= Wilhelm Heise =

German painter

Wilhelm Heise (May 19, 1892 – September 17, 1965) was a German painter associated with the New Objectivity.

==Biography==
He was born in Wiesbaden. He began his artistic training in 1912, first in Kassel under H. Olde and later in Weimar.

In 1918, he relocated to Munich. He earned a living by painting clocks, for which he developed a meticulous technique. In 1925, he participated in the Neue Sachlichkeit (New Objectivity) exhibition in Mannheim which brought together many leading "post-expressionist" artists, including George Grosz, Otto Dix, Max Beckmann, and Georg Scholz.

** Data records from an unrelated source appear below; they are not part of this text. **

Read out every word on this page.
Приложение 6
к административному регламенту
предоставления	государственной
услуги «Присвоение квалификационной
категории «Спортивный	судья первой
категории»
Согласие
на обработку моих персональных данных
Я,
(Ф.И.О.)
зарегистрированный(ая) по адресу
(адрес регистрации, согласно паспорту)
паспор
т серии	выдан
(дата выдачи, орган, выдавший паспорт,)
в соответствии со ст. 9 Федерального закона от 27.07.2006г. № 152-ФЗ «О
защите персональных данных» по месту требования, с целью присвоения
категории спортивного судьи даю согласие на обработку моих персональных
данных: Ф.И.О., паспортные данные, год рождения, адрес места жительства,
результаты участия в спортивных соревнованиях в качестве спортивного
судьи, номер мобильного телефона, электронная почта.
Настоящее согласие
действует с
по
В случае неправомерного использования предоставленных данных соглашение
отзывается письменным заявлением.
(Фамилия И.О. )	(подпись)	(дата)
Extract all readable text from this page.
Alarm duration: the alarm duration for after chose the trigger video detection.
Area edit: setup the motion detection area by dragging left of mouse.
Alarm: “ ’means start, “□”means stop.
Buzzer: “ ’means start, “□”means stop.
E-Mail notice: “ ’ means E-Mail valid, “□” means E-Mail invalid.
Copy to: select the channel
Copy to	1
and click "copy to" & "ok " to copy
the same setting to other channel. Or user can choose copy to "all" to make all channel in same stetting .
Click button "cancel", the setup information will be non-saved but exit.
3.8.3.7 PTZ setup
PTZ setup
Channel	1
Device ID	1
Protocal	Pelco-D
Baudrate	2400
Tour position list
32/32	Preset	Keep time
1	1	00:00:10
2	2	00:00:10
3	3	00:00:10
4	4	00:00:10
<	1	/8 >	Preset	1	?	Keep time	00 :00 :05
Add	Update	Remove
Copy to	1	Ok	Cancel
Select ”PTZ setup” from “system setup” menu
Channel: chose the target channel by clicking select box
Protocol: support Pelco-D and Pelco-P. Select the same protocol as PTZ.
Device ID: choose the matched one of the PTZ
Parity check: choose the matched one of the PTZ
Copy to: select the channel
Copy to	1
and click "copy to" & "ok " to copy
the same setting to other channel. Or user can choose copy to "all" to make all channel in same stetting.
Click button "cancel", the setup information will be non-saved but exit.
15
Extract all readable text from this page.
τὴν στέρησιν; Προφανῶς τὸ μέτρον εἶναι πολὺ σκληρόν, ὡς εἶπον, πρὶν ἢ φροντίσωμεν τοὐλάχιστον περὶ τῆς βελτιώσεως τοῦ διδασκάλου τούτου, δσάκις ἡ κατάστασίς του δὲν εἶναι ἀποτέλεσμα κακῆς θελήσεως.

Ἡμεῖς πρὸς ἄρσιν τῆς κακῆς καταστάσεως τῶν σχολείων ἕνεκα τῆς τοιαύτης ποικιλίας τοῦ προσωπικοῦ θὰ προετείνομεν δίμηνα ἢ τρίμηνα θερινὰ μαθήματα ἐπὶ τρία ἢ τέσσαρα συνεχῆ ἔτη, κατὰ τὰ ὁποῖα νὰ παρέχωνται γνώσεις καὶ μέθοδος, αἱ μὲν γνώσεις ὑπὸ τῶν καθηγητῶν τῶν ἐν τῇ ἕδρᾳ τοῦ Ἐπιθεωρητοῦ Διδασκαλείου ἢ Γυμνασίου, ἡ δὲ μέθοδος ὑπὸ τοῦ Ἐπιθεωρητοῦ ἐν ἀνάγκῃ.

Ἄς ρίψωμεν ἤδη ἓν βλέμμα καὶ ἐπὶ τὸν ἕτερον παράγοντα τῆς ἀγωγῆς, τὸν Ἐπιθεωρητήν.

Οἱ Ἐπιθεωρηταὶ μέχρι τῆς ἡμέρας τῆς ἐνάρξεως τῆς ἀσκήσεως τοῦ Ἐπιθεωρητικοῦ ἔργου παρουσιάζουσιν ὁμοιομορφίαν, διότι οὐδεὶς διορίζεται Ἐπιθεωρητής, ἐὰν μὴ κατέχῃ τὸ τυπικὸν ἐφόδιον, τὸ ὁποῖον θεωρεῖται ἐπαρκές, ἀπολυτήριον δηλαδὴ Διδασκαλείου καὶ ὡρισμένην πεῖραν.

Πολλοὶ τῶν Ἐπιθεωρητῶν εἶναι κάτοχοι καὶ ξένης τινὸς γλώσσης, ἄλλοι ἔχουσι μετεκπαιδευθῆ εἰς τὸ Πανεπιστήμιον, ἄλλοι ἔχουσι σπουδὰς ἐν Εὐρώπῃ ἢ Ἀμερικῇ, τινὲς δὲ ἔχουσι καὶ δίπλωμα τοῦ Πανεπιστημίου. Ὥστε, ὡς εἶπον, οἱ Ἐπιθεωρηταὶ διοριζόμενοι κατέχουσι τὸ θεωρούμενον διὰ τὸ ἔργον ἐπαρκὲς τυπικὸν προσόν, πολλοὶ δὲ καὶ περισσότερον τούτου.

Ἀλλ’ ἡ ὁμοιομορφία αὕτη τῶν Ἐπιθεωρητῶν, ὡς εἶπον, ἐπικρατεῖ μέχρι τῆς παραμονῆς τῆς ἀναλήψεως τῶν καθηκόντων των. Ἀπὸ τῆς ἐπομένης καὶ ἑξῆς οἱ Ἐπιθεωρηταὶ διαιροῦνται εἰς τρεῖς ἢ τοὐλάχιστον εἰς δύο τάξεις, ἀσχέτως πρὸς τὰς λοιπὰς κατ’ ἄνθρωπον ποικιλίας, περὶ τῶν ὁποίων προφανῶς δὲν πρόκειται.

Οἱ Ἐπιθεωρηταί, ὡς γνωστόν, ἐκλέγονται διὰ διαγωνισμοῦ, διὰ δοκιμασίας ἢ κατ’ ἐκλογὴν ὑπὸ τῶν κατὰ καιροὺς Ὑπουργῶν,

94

His painted self-portrait entitled Fading Spring (1926) is representative of his style. In it, the artist is seated at a worktable covered with precisely painted tools, machine parts, and plants. "An inexplicable sense of threat exudes from the plants and objects bathed in gleaming light", according to Sergiusz Michalski, who compares Heise's fixation on natural details to the Pre-Raphaelites.

In 1929, Heise was awarded a scholarship to the Villa Massimo in Rome.

Unlike many of the New Objectivity artists, Heise was not declared a degenerate artist or otherwise persecuted by the Nazis.

Heise won the Nuremberg Dürer Prize in 1937. From 1937 to 1943, he was a professor in Königsberg and Frankfurt. From 1953 to 1958, he was a lecturer at the Munich Academy of Fine Arts. He died in Munich in 1965.